The garden was founded in 1955, and named for Paradisea liliastrum (St. Bruno's Lily). It is primarily a nature preserve but also contains man-made reconstructions of nearby mountain environments, including wetlands, moraines, and limestone debris.

The garden currently contains about 1,000 species of plants native to the Alps and Apennines, as well as specimens from other mountains in Europe, Asia, and America. Species include Chenopodium bonus-henricus, Berberis vulgaris, Eriophorum scheuchzeri, Pinguicula vulgaris, Rumex alpinus, Rosa canina, Rosa pendulina, Sedum reflexum, Sedum album, Sempervivum arachnoideum, Sempervivum tectorum, and Urtica dioica.

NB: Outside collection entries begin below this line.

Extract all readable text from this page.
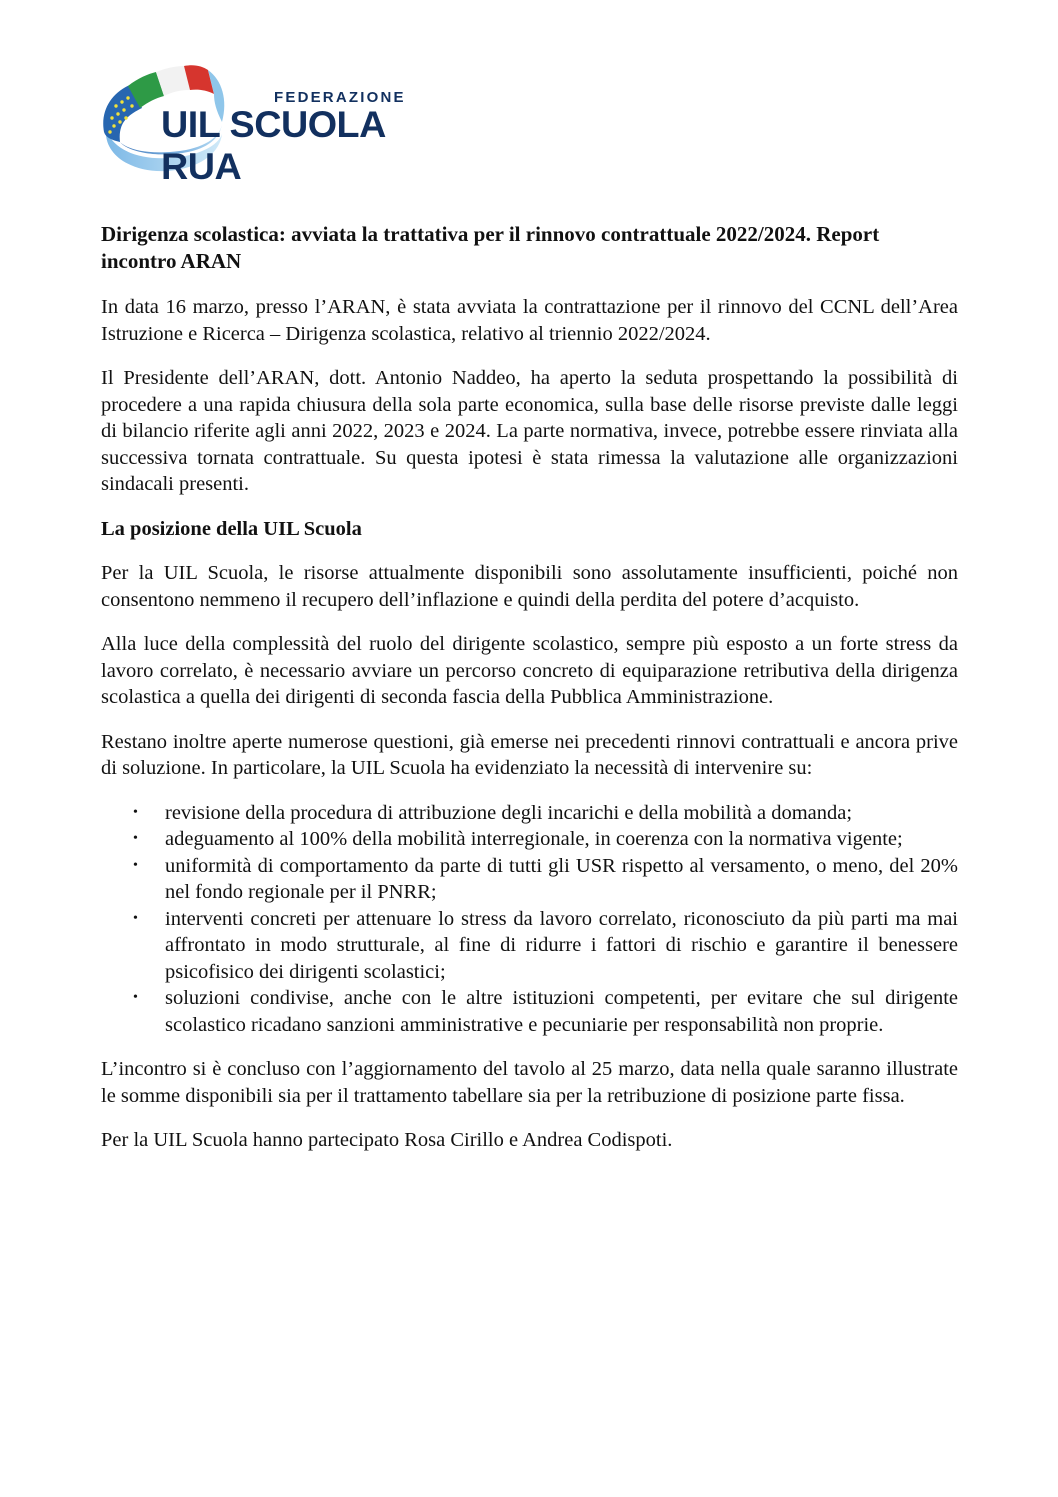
FEDERAZIONE
UIL SCUOLA RUA
Dirigenza scolastica: avviata la trattativa per il rinnovo contrattuale 2022/2024. Report incontro ARAN

In data 16 marzo, presso l’ARAN, è stata avviata la contrattazione per il rinnovo del CCNL dell’Area Istruzione e Ricerca – Dirigenza scolastica, relativo al triennio 2022/2024.

Il Presidente dell’ARAN, dott. Antonio Naddeo, ha aperto la seduta prospettando la possibilità di procedere a una rapida chiusura della sola parte economica, sulla base delle risorse previste dalle leggi di bilancio riferite agli anni 2022, 2023 e 2024. La parte normativa, invece, potrebbe essere rinviata alla successiva tornata contrattuale. Su questa ipotesi è stata rimessa la valutazione alle organizzazioni sindacali presenti.

La posizione della UIL Scuola

Per la UIL Scuola, le risorse attualmente disponibili sono assolutamente insufficienti, poiché non consentono nemmeno il recupero dell’inflazione e quindi della perdita del potere d’acquisto.

Alla luce della complessità del ruolo del dirigente scolastico, sempre più esposto a un forte stress da lavoro correlato, è necessario avviare un percorso concreto di equiparazione retributiva della dirigenza scolastica a quella dei dirigenti di seconda fascia della Pubblica Amministrazione.

Restano inoltre aperte numerose questioni, già emerse nei precedenti rinnovi contrattuali e ancora prive di soluzione. In particolare, la UIL Scuola ha evidenziato la necessità di intervenire su:

• revisione della procedura di attribuzione degli incarichi e della mobilità a domanda;
• adeguamento al 100% della mobilità interregionale, in coerenza con la normativa vigente;
• uniformità di comportamento da parte di tutti gli USR rispetto al versamento, o meno, del 20% nel fondo regionale per il PNRR;
• interventi concreti per attenuare lo stress da lavoro correlato, riconosciuto da più parti ma mai affrontato in modo strutturale, al fine di ridurre i fattori di rischio e garantire il benessere psicofisico dei dirigenti scolastici;
• soluzioni condivise, anche con le altre istituzioni competenti, per evitare che sul dirigente scolastico ricadano sanzioni amministrative e pecuniarie per responsabilità non proprie.

L’incontro si è concluso con l’aggiornamento del tavolo al 25 marzo, data nella quale saranno illustrate le somme disponibili sia per il trattamento tabellare sia per la retribuzione di posizione parte fissa.

Per la UIL Scuola hanno partecipato Rosa Cirillo e Andrea Codispoti.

According to a survey by Schumacker and Soldán, the garden's mosses includes Acaulon muticum, Barbula unguiculata, Bartramia ithyphylla, Brachythecium salebrosum, Bryoerythrophyllum recurvirostre, Bryum argenteum, Bryum lanatum, Bryum capillare, Bryum Klinggraeffii, Campylium chrysophyllum, Ceratodon piliferum, Desmatodon latifolius, Didymodon cylindricum, Encalypta vulgaris, Eucladium hians, Eurhynchium praelongum, Eurhynchium diversifolium, Fissidens bryoides, Grimmia elatior, Grimmia ovalis, Homomallium incurvatum, Hypnum revolutum, Mnium spinulosum, Orthotrichum alpestre, Orthotrichum anomalum, Orthotrichum rupestre, Pohlia cruda, Pohlia nutans, Racomitrium canescens, Schistidium apocarpum, Tortula ruralis, and Tortula subulata.